Penamaan “Sintren” merupakan gabungan dari dua suku kata,
“Si” dan “Tren”. Dalam bahasa Jawa, “Si” berarti “dia” dan “Tren” berarti “tri”
atau panggilan dari kata “Putri”. Sehingga Sintren adalah “Si Putri” yang
menjadi objek pemeran utama dalam pertunjukan kesenian ini. Sintren disebut
juga dengan nama Lais. Sintren, sebagai tarian dengan nuansa mistis yang
bersumber dari kisah cinta Sulasih dengan Sulandono. Dalam perkembangannya tari
sintren sebagai hiburan budaya yang dilengkapi penari pendamping dan bodor
(lawak). Alat musik yang digunakan ada waditra, gendang, dan gong.
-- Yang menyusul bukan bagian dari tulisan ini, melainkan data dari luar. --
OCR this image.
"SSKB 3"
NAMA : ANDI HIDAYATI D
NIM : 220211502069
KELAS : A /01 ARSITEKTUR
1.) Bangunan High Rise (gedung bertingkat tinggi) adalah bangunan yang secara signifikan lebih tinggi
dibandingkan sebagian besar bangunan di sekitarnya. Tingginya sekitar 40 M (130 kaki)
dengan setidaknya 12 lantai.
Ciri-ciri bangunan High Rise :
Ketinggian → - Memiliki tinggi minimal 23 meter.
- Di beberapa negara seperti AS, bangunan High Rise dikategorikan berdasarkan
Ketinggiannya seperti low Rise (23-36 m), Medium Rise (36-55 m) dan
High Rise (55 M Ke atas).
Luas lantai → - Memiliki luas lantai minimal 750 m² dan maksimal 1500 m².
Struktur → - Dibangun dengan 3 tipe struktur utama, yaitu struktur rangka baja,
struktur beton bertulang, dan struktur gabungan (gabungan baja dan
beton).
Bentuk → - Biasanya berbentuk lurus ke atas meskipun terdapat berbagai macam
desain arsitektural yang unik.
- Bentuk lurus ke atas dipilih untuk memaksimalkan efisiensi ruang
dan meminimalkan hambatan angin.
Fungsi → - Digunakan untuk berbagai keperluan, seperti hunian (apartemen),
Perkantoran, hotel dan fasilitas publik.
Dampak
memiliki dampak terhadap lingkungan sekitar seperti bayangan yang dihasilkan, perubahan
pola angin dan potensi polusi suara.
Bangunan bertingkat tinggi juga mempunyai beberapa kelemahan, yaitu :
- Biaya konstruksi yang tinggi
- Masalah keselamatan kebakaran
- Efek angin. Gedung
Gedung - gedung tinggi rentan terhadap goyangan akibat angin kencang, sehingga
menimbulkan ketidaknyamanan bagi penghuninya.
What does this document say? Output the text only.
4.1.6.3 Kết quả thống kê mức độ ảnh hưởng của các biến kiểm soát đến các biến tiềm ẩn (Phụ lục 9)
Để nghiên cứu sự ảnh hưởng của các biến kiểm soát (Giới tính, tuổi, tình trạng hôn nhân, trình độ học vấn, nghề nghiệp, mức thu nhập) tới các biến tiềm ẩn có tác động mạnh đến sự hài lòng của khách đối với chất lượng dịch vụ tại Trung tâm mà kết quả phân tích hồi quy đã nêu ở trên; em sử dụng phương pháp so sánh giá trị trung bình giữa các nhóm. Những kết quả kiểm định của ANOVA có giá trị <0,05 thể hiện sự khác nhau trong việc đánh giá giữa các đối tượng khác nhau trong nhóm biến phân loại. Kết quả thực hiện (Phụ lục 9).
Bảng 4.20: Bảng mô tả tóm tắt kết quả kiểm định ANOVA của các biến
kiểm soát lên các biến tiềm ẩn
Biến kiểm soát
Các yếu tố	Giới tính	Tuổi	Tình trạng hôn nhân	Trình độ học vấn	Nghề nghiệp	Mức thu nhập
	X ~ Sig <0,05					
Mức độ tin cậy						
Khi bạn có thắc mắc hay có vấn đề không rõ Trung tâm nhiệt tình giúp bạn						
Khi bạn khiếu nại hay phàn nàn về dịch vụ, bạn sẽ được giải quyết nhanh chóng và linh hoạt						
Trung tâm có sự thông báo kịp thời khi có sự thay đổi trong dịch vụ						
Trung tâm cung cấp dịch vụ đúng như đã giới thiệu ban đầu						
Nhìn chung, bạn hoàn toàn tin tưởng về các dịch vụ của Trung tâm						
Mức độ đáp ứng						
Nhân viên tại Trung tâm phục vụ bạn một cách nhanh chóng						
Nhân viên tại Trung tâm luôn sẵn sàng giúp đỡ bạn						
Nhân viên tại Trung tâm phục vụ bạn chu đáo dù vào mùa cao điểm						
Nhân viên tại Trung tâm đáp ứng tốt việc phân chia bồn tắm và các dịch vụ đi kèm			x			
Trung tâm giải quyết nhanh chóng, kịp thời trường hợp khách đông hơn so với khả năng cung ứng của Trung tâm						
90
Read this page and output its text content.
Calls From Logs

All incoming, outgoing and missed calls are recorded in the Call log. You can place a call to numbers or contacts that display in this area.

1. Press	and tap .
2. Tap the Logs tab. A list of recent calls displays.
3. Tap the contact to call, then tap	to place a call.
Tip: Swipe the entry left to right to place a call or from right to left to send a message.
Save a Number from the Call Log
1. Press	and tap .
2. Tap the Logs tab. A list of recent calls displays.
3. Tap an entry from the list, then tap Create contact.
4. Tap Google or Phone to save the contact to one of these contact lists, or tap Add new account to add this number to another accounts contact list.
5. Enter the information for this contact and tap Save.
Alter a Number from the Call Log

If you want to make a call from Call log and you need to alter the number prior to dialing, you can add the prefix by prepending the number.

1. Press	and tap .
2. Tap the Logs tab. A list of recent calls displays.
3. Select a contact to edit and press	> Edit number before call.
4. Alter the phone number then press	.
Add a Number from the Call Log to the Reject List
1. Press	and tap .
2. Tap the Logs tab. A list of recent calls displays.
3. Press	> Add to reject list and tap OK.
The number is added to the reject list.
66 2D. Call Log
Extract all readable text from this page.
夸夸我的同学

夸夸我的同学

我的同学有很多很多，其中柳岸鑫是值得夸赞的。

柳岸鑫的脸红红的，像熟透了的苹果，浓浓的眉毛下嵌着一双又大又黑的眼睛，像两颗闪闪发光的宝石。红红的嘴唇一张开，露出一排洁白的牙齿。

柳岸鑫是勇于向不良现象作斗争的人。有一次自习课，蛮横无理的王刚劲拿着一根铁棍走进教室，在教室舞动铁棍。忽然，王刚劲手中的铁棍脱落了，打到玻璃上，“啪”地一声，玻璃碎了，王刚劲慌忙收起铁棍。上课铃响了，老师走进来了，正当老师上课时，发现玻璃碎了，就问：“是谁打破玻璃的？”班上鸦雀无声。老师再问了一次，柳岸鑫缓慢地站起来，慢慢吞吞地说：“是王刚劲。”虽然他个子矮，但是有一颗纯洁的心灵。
Alat
pendukungnya yaitu tikar berwarna putih, tangga dari bamu, tambang, pakaian
putri, kurungan ayam, kaca mata hitam, bunga minimal 7 warna, dupa, minyak
wangi, korek api, arang, dan kemenyan.
Tari tradisional ini terkenal di pesisir utara Jawa Barat dan Jawa Tengah,
antara lain Indramayu, Cirebon, Majalengka, Jatibarang, Brebes, Pemalang,
Banyumas, dan Pekalongan. Daerah penyebarannya meliputi Desa Bantar Panjang,
Desa Cibeureum, Desa Cibingbin, Desa Cisaat, Desa Dukuh Badag, Desa Sukasari,
Desa Tanjung Kerte, Desa Tarikolot, Kab. Brebes, Kab. Cirebon, Kab. Indramayu,
Kab. Kuningan, dan Kab. Majalengka.
SEJARAH
Asal terciptanya Sintren berawal dari cerita tentang Sulandono sebagai putra Ki
Baurekso hasil perkawinannya dengan Dewi Rantamsari. Raden Sulandono memadu
kasih dengan Sulasih seorang putri dari Desa Kalisalak, namun hubungan asmara
tersebut tidak mendapat restu dari Ki Baurekso, akhirnya R. Sulandono pergi
bertapa dan Sulasih memilih menjadi penari. Meskipun demikian pertemuan
keduanya masih terus berlangsung melalui alam gaib. Pertemuan tersebut diatur
oleh Dewi Rantamsari yang memasukkan roh bidadari ke tubuh Sulasih, pada saat
itu pula R. Sulandono yang sedang bertapa dipanggil roh ibunya untuk menemui
Sulasih dan terjadilah pertemuan keduanya.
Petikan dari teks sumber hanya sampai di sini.